Бунин писал «Жизнь Арсеньева» в эмиграции, испытывая острую тоску по России. Но и Живаго так же, как и Арсеньев, испытывает тоску по родине. Его родина — Москва, и он добредает туда с Урала. Поселяется перед кончиной в Камергерском переулке, в той самой комнате, где прежде жил Павел Антипов, неотделимый от памяти Лары. Комната в коммуналке становится средоточием всего, утраченного героем. Здесь он делает вдохновенные урбанистические записи о Москве и здесь же совершает прорыв начатого в Варыкине, но недооформленного искусства: становится состоявшимся поэтом.

Начертанный в романе путь выглядит как путь от грандиозного к частному. Доктора, в известной мере, можно считать образцом достойного частного существования. О Пушкине и Чехове Живаго запишет в дневник, что те «были отвлечены частностями своего артистического призвания, и за их чередованием незаметно прожили жизнь, как такую же личную, никого не касающуюся частность». «Принадлежность к типу есть конец человека», — говорит герой. И тоскует Юрий Андреевич по жизни, которая «существовала сама по себе, а не пояснительно-иллюстративно, в подтверждение правоты высшей политики».

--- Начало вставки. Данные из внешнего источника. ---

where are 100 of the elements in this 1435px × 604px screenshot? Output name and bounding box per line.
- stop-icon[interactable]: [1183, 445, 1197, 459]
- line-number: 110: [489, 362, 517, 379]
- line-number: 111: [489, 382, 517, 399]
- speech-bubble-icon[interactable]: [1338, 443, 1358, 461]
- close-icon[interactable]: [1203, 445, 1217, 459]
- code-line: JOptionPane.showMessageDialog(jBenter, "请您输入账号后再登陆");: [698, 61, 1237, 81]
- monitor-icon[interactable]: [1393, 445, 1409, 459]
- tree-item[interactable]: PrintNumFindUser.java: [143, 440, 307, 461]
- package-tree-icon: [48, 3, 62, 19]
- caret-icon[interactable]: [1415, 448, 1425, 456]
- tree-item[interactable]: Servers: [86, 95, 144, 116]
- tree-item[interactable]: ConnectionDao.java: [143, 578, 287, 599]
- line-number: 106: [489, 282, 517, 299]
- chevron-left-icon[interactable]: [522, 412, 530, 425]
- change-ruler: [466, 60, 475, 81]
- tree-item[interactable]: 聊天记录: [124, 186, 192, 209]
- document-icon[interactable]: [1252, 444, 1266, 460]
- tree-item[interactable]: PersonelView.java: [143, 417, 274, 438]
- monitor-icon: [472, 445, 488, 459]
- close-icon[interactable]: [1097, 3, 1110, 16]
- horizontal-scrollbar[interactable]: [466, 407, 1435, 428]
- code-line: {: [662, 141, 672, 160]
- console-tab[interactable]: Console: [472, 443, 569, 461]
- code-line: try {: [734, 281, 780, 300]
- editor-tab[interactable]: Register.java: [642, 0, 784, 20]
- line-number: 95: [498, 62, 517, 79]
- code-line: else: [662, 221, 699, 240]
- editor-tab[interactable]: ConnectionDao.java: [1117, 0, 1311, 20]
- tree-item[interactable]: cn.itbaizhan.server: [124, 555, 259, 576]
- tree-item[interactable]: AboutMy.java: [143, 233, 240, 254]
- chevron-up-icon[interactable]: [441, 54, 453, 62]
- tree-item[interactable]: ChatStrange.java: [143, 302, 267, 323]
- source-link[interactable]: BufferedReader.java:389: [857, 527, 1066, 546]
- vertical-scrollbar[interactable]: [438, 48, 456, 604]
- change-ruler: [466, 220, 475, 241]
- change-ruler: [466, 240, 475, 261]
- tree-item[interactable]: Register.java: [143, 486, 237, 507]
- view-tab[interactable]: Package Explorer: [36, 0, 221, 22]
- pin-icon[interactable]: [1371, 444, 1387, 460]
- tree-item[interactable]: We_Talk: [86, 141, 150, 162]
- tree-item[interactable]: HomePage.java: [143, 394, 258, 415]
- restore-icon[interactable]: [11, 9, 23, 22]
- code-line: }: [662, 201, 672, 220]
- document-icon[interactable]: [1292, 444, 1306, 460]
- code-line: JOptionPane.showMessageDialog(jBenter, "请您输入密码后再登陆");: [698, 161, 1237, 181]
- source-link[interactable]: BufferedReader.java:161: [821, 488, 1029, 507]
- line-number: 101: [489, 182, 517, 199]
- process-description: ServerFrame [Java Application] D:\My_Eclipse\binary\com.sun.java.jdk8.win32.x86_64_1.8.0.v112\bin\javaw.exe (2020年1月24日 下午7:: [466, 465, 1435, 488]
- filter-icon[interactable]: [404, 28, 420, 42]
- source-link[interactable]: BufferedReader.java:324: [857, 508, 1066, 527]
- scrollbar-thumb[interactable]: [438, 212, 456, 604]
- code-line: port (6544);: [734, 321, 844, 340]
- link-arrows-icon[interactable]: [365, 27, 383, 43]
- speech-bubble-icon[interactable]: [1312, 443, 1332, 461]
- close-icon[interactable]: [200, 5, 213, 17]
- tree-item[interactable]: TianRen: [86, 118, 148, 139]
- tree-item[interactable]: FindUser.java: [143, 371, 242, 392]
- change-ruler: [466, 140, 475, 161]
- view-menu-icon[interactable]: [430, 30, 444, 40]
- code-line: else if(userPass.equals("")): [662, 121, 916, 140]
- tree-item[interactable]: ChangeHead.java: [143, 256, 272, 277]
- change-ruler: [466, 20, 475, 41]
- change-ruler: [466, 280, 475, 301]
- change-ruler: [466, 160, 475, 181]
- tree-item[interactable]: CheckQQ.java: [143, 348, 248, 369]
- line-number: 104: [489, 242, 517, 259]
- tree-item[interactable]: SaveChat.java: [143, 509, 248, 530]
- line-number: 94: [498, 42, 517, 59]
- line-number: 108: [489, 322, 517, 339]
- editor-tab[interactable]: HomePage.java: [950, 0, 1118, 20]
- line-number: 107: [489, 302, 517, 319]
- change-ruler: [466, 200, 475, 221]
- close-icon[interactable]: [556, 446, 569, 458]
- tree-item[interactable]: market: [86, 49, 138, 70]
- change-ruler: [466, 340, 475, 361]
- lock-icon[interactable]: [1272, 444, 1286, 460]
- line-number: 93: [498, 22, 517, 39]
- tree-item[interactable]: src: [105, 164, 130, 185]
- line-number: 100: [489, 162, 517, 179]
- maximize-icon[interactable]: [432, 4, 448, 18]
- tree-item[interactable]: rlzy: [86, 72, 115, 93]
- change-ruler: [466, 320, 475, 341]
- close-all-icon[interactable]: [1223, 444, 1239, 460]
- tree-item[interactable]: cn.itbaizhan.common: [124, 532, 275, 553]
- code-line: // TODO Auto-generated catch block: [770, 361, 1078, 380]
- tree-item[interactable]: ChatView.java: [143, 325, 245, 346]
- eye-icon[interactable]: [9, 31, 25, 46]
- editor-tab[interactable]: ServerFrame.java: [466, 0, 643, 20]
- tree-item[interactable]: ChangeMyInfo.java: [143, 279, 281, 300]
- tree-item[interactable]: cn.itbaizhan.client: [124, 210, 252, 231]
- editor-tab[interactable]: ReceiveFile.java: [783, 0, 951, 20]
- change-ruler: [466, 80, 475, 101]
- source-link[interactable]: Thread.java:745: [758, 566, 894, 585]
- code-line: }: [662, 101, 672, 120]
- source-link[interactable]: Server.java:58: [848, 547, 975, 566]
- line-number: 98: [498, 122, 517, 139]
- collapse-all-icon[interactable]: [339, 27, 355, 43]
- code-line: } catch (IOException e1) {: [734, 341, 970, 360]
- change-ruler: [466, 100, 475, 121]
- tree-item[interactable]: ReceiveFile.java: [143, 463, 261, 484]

Отталкиваясь от этого, можно говорить и о мистерии, то есть о таинстве личности, на которую намекал приятель Живаго Гордон: «Христианство, мистерия личности и есть именно то самое, что надо внести в факт». Поиск мистериального начала ощущается в обрывочных записях варыкинских дневников Живаго.

Идущая вразрез с «политическим мистицизмом» советской интеллигенции мистерия личности дала Пастернаку необходимый воздух и объём. Пастернак увидел мистерию личности как победу человеческой свободы над обстоятельствами, над историческим гнётом. Своё понимание мистериальных источников Пастернак вложил в уста Симы Тунцевой, объясняющей Ларисе смысл Евангельской вести. Толкуя предпасхальный тропарь о Марии Магдалине, Сима (она же Симушка) говорит о близости Бога к отдельной человеческой жизни, а не к историческим обманкам. С приходом Христа не история государств и народов, а, как говорит Симушка, «отдельная человеческая жизнь стала Божьей повестью, наполнила своим содержанием пространство Вселенной».

«Отпусти мою вину, как я распускаю волосы», — просит Мария Магдалина Христа в церковном тропаре, пересказываемом Симушкой. Это и есть близость к Богу, которого можно коснуться. Против такого богословия находилось и находится много возражателей. Это не догматическое богословие, но не о таком ли Боге думала французская религиозная писательница ХХ века Симона Вейль, когда писала: «Ложный Бог, во всем похожий на истинного, кроме того, что его нельзя коснуться, может помешать иметь доступ к истинному Богу».

Тактильное чувство Спасителя связано с нашим отношением к страждущему человеку и человечеству. В «Докторе Живаго» сострадательное чувство живёт непосредственным образом. В стихотворении «Рассвет», входящем в поэтическую тетрадь Юрия Живаго, это чувство выражено в стихах…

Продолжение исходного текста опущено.